Scott Adkins: http://www.youtube.com/watch?v=G5FP7Y4Jy98 (Not as big as op but at his size does very hard kicks with little effort)

Michael Jai White: http://www.youtube.com/watch?v=yQJ0_ecNXCA (Has been bigger than the op and does a great deal of Tae Kwon Do kicks effortlessly)

Lateef Crowder: http://www.youtube.com/watch?v=QDBnkf-hSjk (Not the same as the previous two guys he is more a stunt guy/tumbler)

I won’t even mention the countless heavy weight fighters in MMA that have all been trained in Muay Thai.

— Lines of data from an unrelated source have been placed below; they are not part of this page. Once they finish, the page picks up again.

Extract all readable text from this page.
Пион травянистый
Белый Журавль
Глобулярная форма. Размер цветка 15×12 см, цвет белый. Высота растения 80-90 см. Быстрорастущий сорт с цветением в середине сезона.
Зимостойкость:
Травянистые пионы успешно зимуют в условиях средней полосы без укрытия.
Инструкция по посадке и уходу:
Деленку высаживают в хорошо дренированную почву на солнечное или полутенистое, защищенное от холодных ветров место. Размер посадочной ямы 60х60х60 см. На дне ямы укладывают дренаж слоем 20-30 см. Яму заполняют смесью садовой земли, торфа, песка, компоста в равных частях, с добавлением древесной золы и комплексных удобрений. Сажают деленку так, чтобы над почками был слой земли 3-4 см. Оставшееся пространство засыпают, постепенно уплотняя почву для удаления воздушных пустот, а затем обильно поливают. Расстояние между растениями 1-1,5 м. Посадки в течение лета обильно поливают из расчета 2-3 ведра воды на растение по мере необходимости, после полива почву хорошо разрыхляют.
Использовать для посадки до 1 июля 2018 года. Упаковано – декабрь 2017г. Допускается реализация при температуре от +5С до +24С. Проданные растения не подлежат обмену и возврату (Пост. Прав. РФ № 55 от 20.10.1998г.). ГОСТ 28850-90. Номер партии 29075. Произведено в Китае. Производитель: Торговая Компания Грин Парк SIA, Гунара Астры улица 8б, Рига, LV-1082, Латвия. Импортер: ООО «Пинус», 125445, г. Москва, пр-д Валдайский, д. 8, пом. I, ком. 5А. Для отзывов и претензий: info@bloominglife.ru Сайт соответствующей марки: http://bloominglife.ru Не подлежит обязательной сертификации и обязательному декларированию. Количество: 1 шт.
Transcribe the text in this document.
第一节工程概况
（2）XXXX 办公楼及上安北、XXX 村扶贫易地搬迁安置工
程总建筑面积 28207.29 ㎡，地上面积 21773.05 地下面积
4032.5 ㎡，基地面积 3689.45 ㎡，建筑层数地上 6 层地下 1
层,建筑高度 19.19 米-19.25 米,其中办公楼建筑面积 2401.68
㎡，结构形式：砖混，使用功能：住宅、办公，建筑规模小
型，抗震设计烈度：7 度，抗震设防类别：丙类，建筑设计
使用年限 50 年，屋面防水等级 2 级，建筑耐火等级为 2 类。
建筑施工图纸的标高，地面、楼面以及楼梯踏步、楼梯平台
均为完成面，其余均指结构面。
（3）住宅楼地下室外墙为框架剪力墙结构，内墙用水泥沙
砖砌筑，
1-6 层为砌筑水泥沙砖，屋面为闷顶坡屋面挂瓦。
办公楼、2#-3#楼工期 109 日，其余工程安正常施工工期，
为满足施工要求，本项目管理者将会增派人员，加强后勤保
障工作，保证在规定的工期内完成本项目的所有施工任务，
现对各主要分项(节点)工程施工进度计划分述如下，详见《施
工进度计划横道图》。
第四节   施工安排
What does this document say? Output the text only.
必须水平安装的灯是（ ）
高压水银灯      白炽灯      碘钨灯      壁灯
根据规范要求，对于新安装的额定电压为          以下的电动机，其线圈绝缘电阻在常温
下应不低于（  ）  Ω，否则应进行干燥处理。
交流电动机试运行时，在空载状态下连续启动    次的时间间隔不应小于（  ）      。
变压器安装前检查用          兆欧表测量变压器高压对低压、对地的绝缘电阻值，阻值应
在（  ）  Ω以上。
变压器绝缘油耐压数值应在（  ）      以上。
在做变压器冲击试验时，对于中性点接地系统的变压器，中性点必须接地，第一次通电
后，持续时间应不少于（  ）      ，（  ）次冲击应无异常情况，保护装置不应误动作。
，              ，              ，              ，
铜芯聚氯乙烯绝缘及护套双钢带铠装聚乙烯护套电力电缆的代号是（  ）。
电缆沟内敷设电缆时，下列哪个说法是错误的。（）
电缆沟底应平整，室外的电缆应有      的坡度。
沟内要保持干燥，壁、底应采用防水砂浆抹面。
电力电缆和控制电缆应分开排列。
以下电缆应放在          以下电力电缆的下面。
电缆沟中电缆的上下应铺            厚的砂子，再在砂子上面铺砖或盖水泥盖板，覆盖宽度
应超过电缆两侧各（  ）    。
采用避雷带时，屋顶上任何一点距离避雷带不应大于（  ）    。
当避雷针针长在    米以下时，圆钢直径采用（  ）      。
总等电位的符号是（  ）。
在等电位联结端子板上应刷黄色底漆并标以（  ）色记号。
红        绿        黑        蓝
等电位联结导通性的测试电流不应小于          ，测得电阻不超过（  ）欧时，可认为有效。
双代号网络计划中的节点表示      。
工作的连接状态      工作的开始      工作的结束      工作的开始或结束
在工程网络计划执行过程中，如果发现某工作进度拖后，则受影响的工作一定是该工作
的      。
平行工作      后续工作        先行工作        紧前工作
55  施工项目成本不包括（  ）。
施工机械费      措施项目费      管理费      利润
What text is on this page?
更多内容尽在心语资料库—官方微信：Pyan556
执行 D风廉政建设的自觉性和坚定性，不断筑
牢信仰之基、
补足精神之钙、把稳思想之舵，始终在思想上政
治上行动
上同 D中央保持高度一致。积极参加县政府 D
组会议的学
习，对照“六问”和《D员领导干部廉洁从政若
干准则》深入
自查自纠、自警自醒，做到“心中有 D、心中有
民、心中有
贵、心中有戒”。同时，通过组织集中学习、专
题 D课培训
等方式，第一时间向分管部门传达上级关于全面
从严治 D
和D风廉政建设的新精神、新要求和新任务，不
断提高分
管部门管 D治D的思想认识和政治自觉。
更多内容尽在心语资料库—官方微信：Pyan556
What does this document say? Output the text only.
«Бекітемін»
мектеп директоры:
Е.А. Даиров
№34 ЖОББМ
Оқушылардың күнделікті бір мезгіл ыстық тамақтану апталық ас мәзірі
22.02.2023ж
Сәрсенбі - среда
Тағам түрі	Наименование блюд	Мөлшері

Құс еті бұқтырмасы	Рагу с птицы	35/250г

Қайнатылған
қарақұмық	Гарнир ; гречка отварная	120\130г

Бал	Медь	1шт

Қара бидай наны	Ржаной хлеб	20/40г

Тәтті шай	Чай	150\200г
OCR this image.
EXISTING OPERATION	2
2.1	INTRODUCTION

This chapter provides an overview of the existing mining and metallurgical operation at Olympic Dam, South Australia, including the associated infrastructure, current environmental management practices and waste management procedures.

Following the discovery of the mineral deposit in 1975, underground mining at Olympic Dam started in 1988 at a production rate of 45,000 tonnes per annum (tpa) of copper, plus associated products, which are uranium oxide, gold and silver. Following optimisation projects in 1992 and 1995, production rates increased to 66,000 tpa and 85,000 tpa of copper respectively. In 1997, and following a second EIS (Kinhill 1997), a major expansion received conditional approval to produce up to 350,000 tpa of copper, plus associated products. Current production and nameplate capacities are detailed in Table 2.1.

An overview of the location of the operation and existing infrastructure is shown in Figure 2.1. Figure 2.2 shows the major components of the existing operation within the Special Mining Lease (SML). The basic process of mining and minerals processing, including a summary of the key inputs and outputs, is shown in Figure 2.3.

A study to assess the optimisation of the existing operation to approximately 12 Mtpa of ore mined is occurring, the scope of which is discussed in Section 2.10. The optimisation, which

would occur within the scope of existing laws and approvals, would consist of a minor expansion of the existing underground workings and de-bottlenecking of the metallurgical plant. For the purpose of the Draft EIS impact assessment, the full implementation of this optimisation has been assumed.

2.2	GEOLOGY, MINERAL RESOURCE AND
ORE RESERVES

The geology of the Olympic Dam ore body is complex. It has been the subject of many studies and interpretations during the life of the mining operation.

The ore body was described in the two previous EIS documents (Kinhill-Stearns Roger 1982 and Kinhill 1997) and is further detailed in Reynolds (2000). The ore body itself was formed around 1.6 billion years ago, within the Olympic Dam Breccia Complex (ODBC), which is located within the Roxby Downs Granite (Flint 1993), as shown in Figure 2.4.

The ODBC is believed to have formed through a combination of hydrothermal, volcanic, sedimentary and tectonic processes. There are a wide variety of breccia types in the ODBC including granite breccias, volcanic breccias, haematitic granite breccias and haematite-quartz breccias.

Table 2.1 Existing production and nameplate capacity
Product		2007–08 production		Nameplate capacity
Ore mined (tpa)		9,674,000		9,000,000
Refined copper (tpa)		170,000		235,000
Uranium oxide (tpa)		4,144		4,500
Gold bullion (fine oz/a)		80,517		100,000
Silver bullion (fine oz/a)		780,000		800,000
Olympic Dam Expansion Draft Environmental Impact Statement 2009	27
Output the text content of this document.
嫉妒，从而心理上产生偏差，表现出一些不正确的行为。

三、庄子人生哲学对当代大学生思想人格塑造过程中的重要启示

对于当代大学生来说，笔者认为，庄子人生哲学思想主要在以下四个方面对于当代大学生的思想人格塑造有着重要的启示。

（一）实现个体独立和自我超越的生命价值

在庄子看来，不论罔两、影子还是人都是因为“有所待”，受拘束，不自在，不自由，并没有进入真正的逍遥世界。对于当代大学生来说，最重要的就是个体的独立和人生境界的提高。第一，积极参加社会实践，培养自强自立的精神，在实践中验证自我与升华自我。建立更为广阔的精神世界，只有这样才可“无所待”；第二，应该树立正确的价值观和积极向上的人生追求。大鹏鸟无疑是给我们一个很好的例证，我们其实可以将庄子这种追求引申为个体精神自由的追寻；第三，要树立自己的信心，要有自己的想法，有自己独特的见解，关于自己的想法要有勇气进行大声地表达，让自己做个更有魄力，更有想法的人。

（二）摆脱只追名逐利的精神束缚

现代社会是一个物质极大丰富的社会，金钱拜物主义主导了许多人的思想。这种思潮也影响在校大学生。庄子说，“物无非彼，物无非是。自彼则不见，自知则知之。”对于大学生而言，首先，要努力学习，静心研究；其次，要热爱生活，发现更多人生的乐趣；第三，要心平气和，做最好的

Please think and do research next time you spew out such garbage advice. Your way of thinking is why so many retards think bodybuilders are “unfunctional” whatever that even means.
[/quote]

I apologize for my wrong advice… seems neither this guy, nor other people liked it:)… I will leave him to find out himself… and when he wins an official muay thai fight, I will apologize one more time… anyone can kick bags or push air and call it muay thai… and nowadays this combat sport in west culture has also been turned into commercial aerobic exercise to make it more suitable for pussies and homosexuals… it’s not necessarily bad… jus saying… But I still believe that bodybuilders are unfunctional:)) Heavyweight fighter with bigger muscles isn’t necessarily a bodybuilder though.